The patient was not informed, as the dentist was confident that the canal was clean and the instrument would not cause any harm. The palatal canal was sealed using a low-temperature thermal obturation technique and there was significant extrusion of gutta-percha into the apical tissues. The practitioner was unable to access the distal canal. The patient was in considerable discomfort the evening after the treatment and sought the help of an emergency dentist. After taking an x-ray the second dentist advised the patient that:

  • There had been an overfill of the palatal canal
  • The distal canal has not been treated
  • There was a separated instrument in the mesial canal, which was also protruding through the apex

The patient received remedial treatment and brought an action for negligence against the first dentist.

Conclusion


This case serves to highlight the following points discussed in module.

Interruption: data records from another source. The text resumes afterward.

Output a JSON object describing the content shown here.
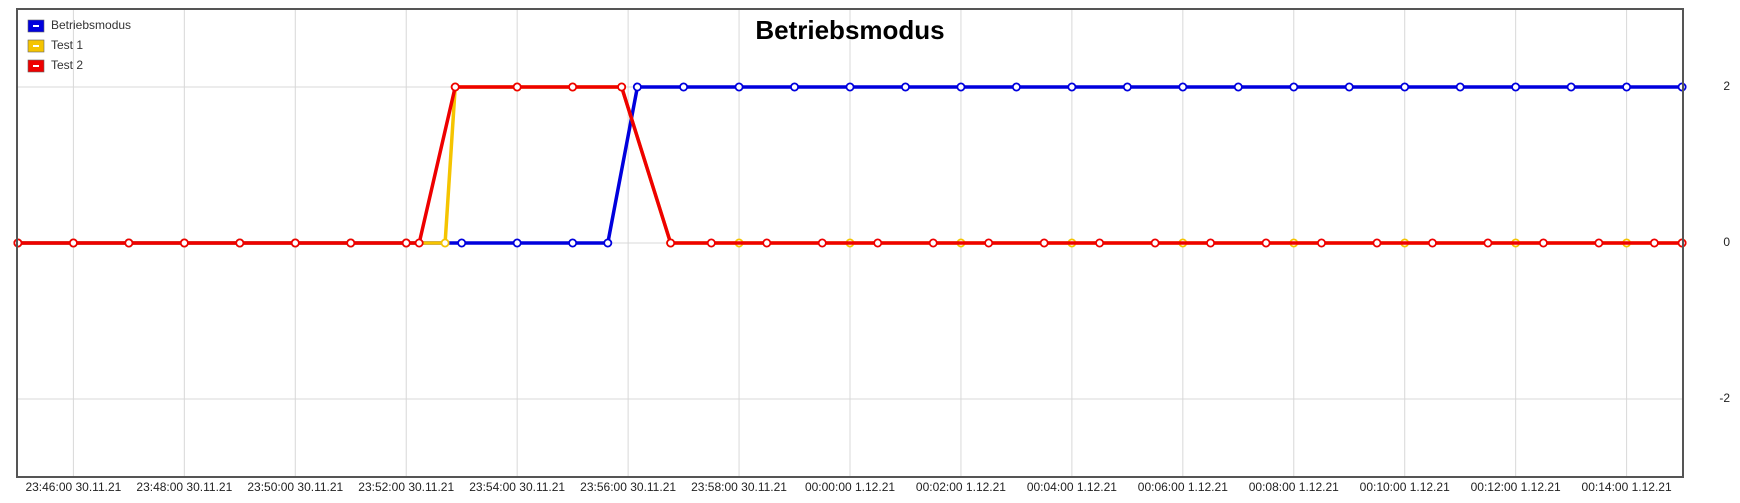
{
  "chart_data": {
    "type": "line",
    "title": "Betriebsmodus",
    "xlim": [
      "23:44:59 30.11.21",
      "00:15:01 1.12.21"
    ],
    "xticks": [
      "23:46:00 30.11.21",
      "23:48:00 30.11.21",
      "23:50:00 30.11.21",
      "23:52:00 30.11.21",
      "23:54:00 30.11.21",
      "23:56:00 30.11.21",
      "23:58:00 30.11.21",
      "00:00:00 1.12.21",
      "00:02:00 1.12.21",
      "00:04:00 1.12.21",
      "00:06:00 1.12.21",
      "00:08:00 1.12.21",
      "00:10:00 1.12.21",
      "00:12:00 1.12.21",
      "00:14:00 1.12.21"
    ],
    "ylim": [
      -3,
      3
    ],
    "yticks": [
      -2,
      0,
      2
    ],
    "grid": true,
    "legend": "top-left",
    "series": [
      {
        "name": "Betriebsmodus",
        "color": "#0000dd",
        "x": [
          "23:45:00 30.11.21",
          "23:46:00 30.11.21",
          "23:47:00 30.11.21",
          "23:48:00 30.11.21",
          "23:49:00 30.11.21",
          "23:50:00 30.11.21",
          "23:51:00 30.11.21",
          "23:52:00 30.11.21",
          "23:53:00 30.11.21",
          "23:54:00 30.11.21",
          "23:55:00 30.11.21",
          "23:55:38 30.11.21",
          "23:56:10 30.11.21",
          "23:57:00 30.11.21",
          "23:58:00 30.11.21",
          "23:59:00 30.11.21",
          "00:00:00 1.12.21",
          "00:01:00 1.12.21",
          "00:02:00 1.12.21",
          "00:03:00 1.12.21",
          "00:04:00 1.12.21",
          "00:05:00 1.12.21",
          "00:06:00 1.12.21",
          "00:07:00 1.12.21",
          "00:08:00 1.12.21",
          "00:09:00 1.12.21",
          "00:10:00 1.12.21",
          "00:11:00 1.12.21",
          "00:12:00 1.12.21",
          "00:13:00 1.12.21",
          "00:14:00 1.12.21",
          "00:15:00 1.12.21"
        ],
        "values": [
          0,
          0,
          0,
          0,
          0,
          0,
          0,
          0,
          0,
          0,
          0,
          0,
          2,
          2,
          2,
          2,
          2,
          2,
          2,
          2,
          2,
          2,
          2,
          2,
          2,
          2,
          2,
          2,
          2,
          2,
          2,
          2
        ]
      },
      {
        "name": "Test 1",
        "color": "#f5c400",
        "x": [
          "23:45:00 30.11.21",
          "23:46:00 30.11.21",
          "23:47:00 30.11.21",
          "23:48:00 30.11.21",
          "23:49:00 30.11.21",
          "23:50:00 30.11.21",
          "23:51:00 30.11.21",
          "23:52:00 30.11.21",
          "23:52:42 30.11.21",
          "23:52:53 30.11.21",
          "23:54:00 30.11.21",
          "23:55:00 30.11.21",
          "23:55:53 30.11.21",
          "23:56:46 30.11.21",
          "23:58:00 30.11.21",
          "00:00:00 1.12.21",
          "00:02:00 1.12.21",
          "00:04:00 1.12.21",
          "00:06:00 1.12.21",
          "00:08:00 1.12.21",
          "00:10:00 1.12.21",
          "00:12:00 1.12.21",
          "00:14:00 1.12.21",
          "00:15:00 1.12.21"
        ],
        "values": [
          0,
          0,
          0,
          0,
          0,
          0,
          0,
          0,
          0,
          2,
          2,
          2,
          2,
          0,
          0,
          0,
          0,
          0,
          0,
          0,
          0,
          0,
          0,
          0
        ]
      },
      {
        "name": "Test 2",
        "color": "#ee0000",
        "x": [
          "23:45:00 30.11.21",
          "23:46:00 30.11.21",
          "23:47:00 30.11.21",
          "23:48:00 30.11.21",
          "23:49:00 30.11.21",
          "23:50:00 30.11.21",
          "23:51:00 30.11.21",
          "23:52:00 30.11.21",
          "23:52:14 30.11.21",
          "23:52:53 30.11.21",
          "23:54:00 30.11.21",
          "23:55:00 30.11.21",
          "23:55:53 30.11.21",
          "23:56:46 30.11.21",
          "23:57:30 30.11.21",
          "23:58:30 30.11.21",
          "23:59:30 30.11.21",
          "00:00:30 1.12.21",
          "00:01:30 1.12.21",
          "00:02:30 1.12.21",
          "00:03:30 1.12.21",
          "00:04:30 1.12.21",
          "00:05:30 1.12.21",
          "00:06:30 1.12.21",
          "00:07:30 1.12.21",
          "00:08:30 1.12.21",
          "00:09:30 1.12.21",
          "00:10:30 1.12.21",
          "00:11:30 1.12.21",
          "00:12:30 1.12.21",
          "00:13:30 1.12.21",
          "00:14:30 1.12.21",
          "00:15:00 1.12.21"
        ],
        "values": [
          0,
          0,
          0,
          0,
          0,
          0,
          0,
          0,
          0,
          2,
          2,
          2,
          2,
          0,
          0,
          0,
          0,
          0,
          0,
          0,
          0,
          0,
          0,
          0,
          0,
          0,
          0,
          0,
          0,
          0,
          0,
          0,
          0
        ]
      }
    ]
  }
}
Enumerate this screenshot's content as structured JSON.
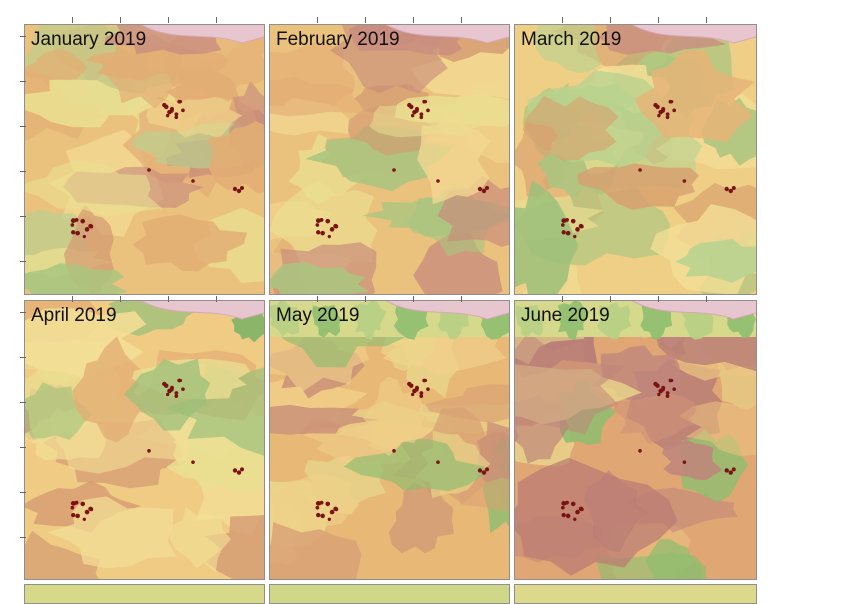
{
  "panels": [
    {
      "id": "jan",
      "title": "January 2019",
      "base": "#eac27d",
      "palette": [
        "#f2d891",
        "#e3ad74",
        "#d49a72",
        "#c88b7c",
        "#eadf91",
        "#b9cf8e"
      ]
    },
    {
      "id": "feb",
      "title": "February 2019",
      "base": "#eac27d",
      "palette": [
        "#f2d891",
        "#e3ad74",
        "#d49a72",
        "#c88b7c",
        "#eadf91",
        "#a9c57f"
      ]
    },
    {
      "id": "mar",
      "title": "March 2019",
      "base": "#efcf86",
      "palette": [
        "#f3de96",
        "#e5b578",
        "#d8a06f",
        "#a9c57f",
        "#eadf91",
        "#b7d28e"
      ]
    },
    {
      "id": "apr",
      "title": "April 2019",
      "base": "#efcb83",
      "palette": [
        "#f3de96",
        "#e3ad74",
        "#d49a72",
        "#c88b7c",
        "#eadf91",
        "#9cc07a"
      ]
    },
    {
      "id": "may",
      "title": "May 2019",
      "base": "#e8b877",
      "palette": [
        "#f0cf89",
        "#d9a174",
        "#c99077",
        "#e9d98d",
        "#8fbd6f",
        "#f0cf89"
      ]
    },
    {
      "id": "jun",
      "title": "June 2019",
      "base": "#e0a674",
      "palette": [
        "#ecc381",
        "#cf9378",
        "#c0867c",
        "#e9d98d",
        "#8fbd6f",
        "#b57a76"
      ]
    }
  ],
  "colors": {
    "marker": "#7a1414",
    "river": "#e8c6cf",
    "river_edge": "#d9a7b6"
  },
  "icons": {
    "marker": "sampling-point-icon"
  }
}
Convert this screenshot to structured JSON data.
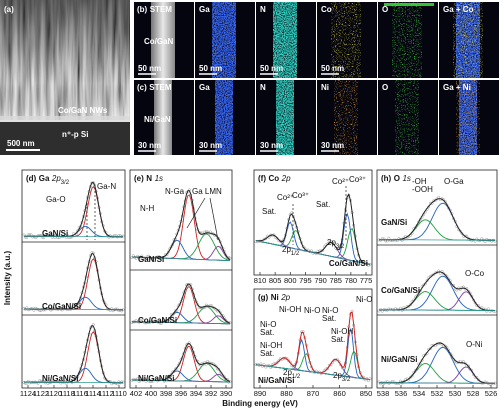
{
  "panel_a": {
    "label": "(a)",
    "nanowires": "Co/GaN NWs",
    "substrate": "n⁺-p Si",
    "scale_bar": "500 nm"
  },
  "panel_b": {
    "label": "(b)",
    "sample": "Co/GaN",
    "maps": [
      "STEM",
      "Ga",
      "N",
      "Co",
      "O",
      "Ga + Co"
    ],
    "scale_bar": "50 nm"
  },
  "panel_c": {
    "label": "(c)",
    "sample": "Ni/GaN",
    "maps": [
      "STEM",
      "Ga",
      "N",
      "Ni",
      "O",
      "Ga + Ni"
    ],
    "scale_bar": "30 nm"
  },
  "axis": {
    "x_label": "Binding energy (eV)",
    "y_label": "Intensity (a.u.)"
  },
  "panel_d": {
    "label": "(d)",
    "element": "Ga",
    "orbital": "2p",
    "subscript": "3/2",
    "peaks": [
      [
        "Ga-N"
      ],
      [
        "Ga-O"
      ]
    ],
    "samples": [
      "GaN/Si",
      "Co/GaN/Si",
      "Ni/GaN/Si"
    ],
    "xticks": [
      1124,
      1122,
      1120,
      1118,
      1116,
      1114,
      1112,
      1110
    ]
  },
  "panel_e": {
    "label": "(e)",
    "element": "N",
    "orbital": "1s",
    "peaks": [
      [
        "N-Ga"
      ],
      [
        "N-H"
      ],
      [
        "Ga LMN"
      ]
    ],
    "samples": [
      "GaN/Si",
      "Co/GaN/Si",
      "Ni/GaN/Si"
    ],
    "xticks": [
      402,
      400,
      398,
      396,
      394,
      392,
      390
    ]
  },
  "panel_f": {
    "label": "(f)",
    "element": "Co",
    "orbital": "2p",
    "peaks": [
      [
        "Sat."
      ],
      [
        "Co²⁺"
      ],
      [
        "Co³⁺"
      ],
      [
        "Sat."
      ],
      [
        "Co²⁺"
      ],
      [
        "Co³⁺"
      ]
    ],
    "spin_orbit": [
      {
        "main": "2p",
        "sub": "1/2"
      },
      {
        "main": "2p",
        "sub": "3/2"
      }
    ],
    "sample": "Co/GaN/Si",
    "xticks": [
      810,
      805,
      800,
      795,
      790,
      785,
      780,
      775
    ]
  },
  "panel_g": {
    "label": "(g)",
    "element": "Ni",
    "orbital": "2p",
    "peaks": [
      [
        "Ni-OH"
      ],
      [
        "Ni-O"
      ],
      [
        "Ni-O",
        "Sat."
      ],
      [
        "Ni-OH",
        "Sat."
      ],
      [
        "Ni-O",
        "Sat."
      ],
      [
        "Ni-OH",
        "Sat."
      ],
      [
        "Ni-O"
      ]
    ],
    "spin_orbit": [
      {
        "main": "2p",
        "sub": "1/2"
      },
      {
        "main": "2p",
        "sub": "3/2"
      }
    ],
    "sample": "Ni/GaN/Si",
    "xticks": [
      890,
      880,
      870,
      860,
      850
    ]
  },
  "panel_h": {
    "label": "(h)",
    "element": "O",
    "orbital": "1s",
    "peaks": [
      [
        "-OH",
        "-OOH"
      ],
      [
        "O-Ga"
      ],
      [
        "O-Co"
      ],
      [
        "O-Ni"
      ]
    ],
    "samples": [
      "GaN/Si",
      "Co/GaN/Si",
      "Ni/GaN/Si"
    ],
    "xticks": [
      538,
      536,
      534,
      532,
      530,
      528,
      526
    ]
  }
}
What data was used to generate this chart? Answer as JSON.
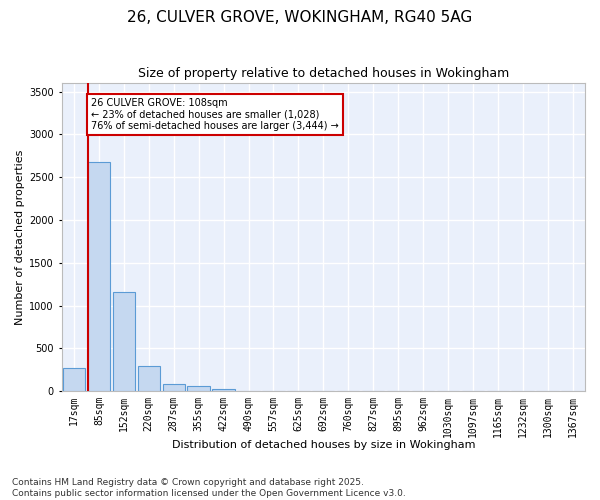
{
  "title_line1": "26, CULVER GROVE, WOKINGHAM, RG40 5AG",
  "title_line2": "Size of property relative to detached houses in Wokingham",
  "xlabel": "Distribution of detached houses by size in Wokingham",
  "ylabel": "Number of detached properties",
  "bar_color": "#c5d8f0",
  "bar_edge_color": "#5b9bd5",
  "background_color": "#eaf0fb",
  "grid_color": "#ffffff",
  "fig_background_color": "#ffffff",
  "categories": [
    "17sqm",
    "85sqm",
    "152sqm",
    "220sqm",
    "287sqm",
    "355sqm",
    "422sqm",
    "490sqm",
    "557sqm",
    "625sqm",
    "692sqm",
    "760sqm",
    "827sqm",
    "895sqm",
    "962sqm",
    "1030sqm",
    "1097sqm",
    "1165sqm",
    "1232sqm",
    "1300sqm",
    "1367sqm"
  ],
  "values": [
    270,
    2680,
    1160,
    290,
    90,
    60,
    30,
    5,
    0,
    0,
    0,
    0,
    0,
    0,
    0,
    0,
    0,
    0,
    0,
    0,
    0
  ],
  "property_line_color": "#cc0000",
  "annotation_text": "26 CULVER GROVE: 108sqm\n← 23% of detached houses are smaller (1,028)\n76% of semi-detached houses are larger (3,444) →",
  "annotation_box_color": "#cc0000",
  "annotation_text_color": "#000000",
  "ylim": [
    0,
    3600
  ],
  "yticks": [
    0,
    500,
    1000,
    1500,
    2000,
    2500,
    3000,
    3500
  ],
  "footer_line1": "Contains HM Land Registry data © Crown copyright and database right 2025.",
  "footer_line2": "Contains public sector information licensed under the Open Government Licence v3.0.",
  "title_fontsize": 11,
  "subtitle_fontsize": 9,
  "axis_label_fontsize": 8,
  "tick_fontsize": 7,
  "footer_fontsize": 6.5
}
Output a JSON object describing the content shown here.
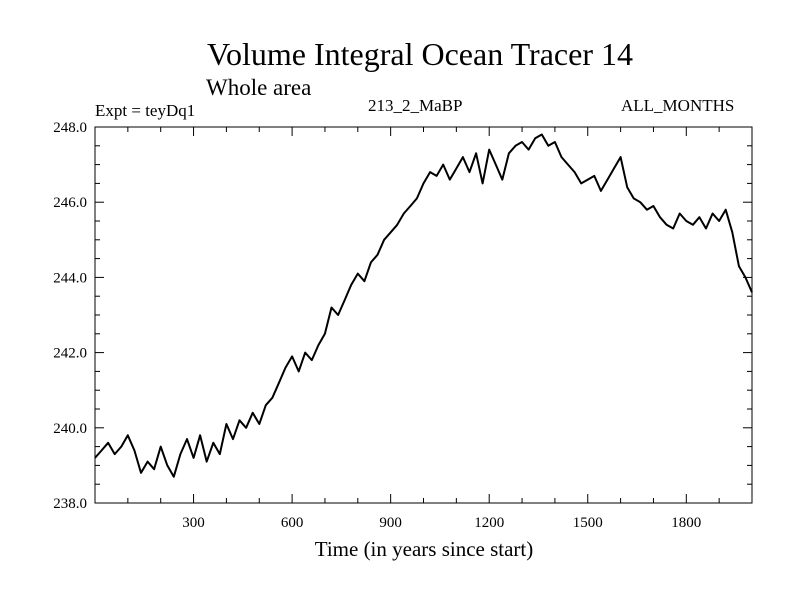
{
  "chart_data": {
    "type": "line",
    "title": "Volume Integral Ocean Tracer 14",
    "subtitle": "Whole area",
    "experiment_label": "Expt = teyDq1",
    "period_label": "213_2_MaBP",
    "months_label": "ALL_MONTHS",
    "xlabel": "Time (in years since start)",
    "ylabel": "",
    "xlim": [
      0,
      2000
    ],
    "ylim": [
      238.0,
      248.0
    ],
    "x_ticks": [
      300,
      600,
      900,
      1200,
      1500,
      1800
    ],
    "x_tick_labels": [
      "300",
      "600",
      "900",
      "1200",
      "1500",
      "1800"
    ],
    "y_ticks": [
      238.0,
      240.0,
      242.0,
      244.0,
      246.0,
      248.0
    ],
    "y_tick_labels": [
      "238.0",
      "240.0",
      "242.0",
      "244.0",
      "246.0",
      "248.0"
    ],
    "series": [
      {
        "name": "Volume Integral Ocean Tracer 14",
        "color": "#000000",
        "x": [
          0,
          20,
          40,
          60,
          80,
          100,
          120,
          140,
          160,
          180,
          200,
          220,
          240,
          260,
          280,
          300,
          320,
          340,
          360,
          380,
          400,
          420,
          440,
          460,
          480,
          500,
          520,
          540,
          560,
          580,
          600,
          620,
          640,
          660,
          680,
          700,
          720,
          740,
          760,
          780,
          800,
          820,
          840,
          860,
          880,
          900,
          920,
          940,
          960,
          980,
          1000,
          1020,
          1040,
          1060,
          1080,
          1100,
          1120,
          1140,
          1160,
          1180,
          1200,
          1220,
          1240,
          1260,
          1280,
          1300,
          1320,
          1340,
          1360,
          1380,
          1400,
          1420,
          1440,
          1460,
          1480,
          1500,
          1520,
          1540,
          1560,
          1580,
          1600,
          1620,
          1640,
          1660,
          1680,
          1700,
          1720,
          1740,
          1760,
          1780,
          1800,
          1820,
          1840,
          1860,
          1880,
          1900,
          1920,
          1940,
          1960,
          1980,
          2000
        ],
        "values": [
          239.2,
          239.4,
          239.6,
          239.3,
          239.5,
          239.8,
          239.4,
          238.8,
          239.1,
          238.9,
          239.5,
          239.0,
          238.7,
          239.3,
          239.7,
          239.2,
          239.8,
          239.1,
          239.6,
          239.3,
          240.1,
          239.7,
          240.2,
          240.0,
          240.4,
          240.1,
          240.6,
          240.8,
          241.2,
          241.6,
          241.9,
          241.5,
          242.0,
          241.8,
          242.2,
          242.5,
          243.2,
          243.0,
          243.4,
          243.8,
          244.1,
          243.9,
          244.4,
          244.6,
          245.0,
          245.2,
          245.4,
          245.7,
          245.9,
          246.1,
          246.5,
          246.8,
          246.7,
          247.0,
          246.6,
          246.9,
          247.2,
          246.8,
          247.3,
          246.5,
          247.4,
          247.0,
          246.6,
          247.3,
          247.5,
          247.6,
          247.4,
          247.7,
          247.8,
          247.5,
          247.6,
          247.2,
          247.0,
          246.8,
          246.5,
          246.6,
          246.7,
          246.3,
          246.6,
          246.9,
          247.2,
          246.4,
          246.1,
          246.0,
          245.8,
          245.9,
          245.6,
          245.4,
          245.3,
          245.7,
          245.5,
          245.4,
          245.6,
          245.3,
          245.7,
          245.5,
          245.8,
          245.2,
          244.3,
          244.0,
          243.6
        ]
      }
    ]
  }
}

  • The patient had not been told about the separated instrument.
  • The poor angulation of the radiograph did not show the apex of the mesial root so the original dentist was not aware that it had perforated the apex.
  • No comments had been made about the distal canal.
  • No discussions or warnings had been given in relation to the proposed treatment.
  • It was also discovered that the rotary file had been used in a 1:1 slow handpiece and had probably been operating at approximately sixty times the recommended rotational speed.
  • Although there was an overfill of the palatal canal this was not treated by the specialist as it did not appear to compromise the long-term prognosis of the tooth at the time. The practitioner had used ultra sound with copious sodium hypochlorite and it was thought that further intervention of the palatal root was not necessary.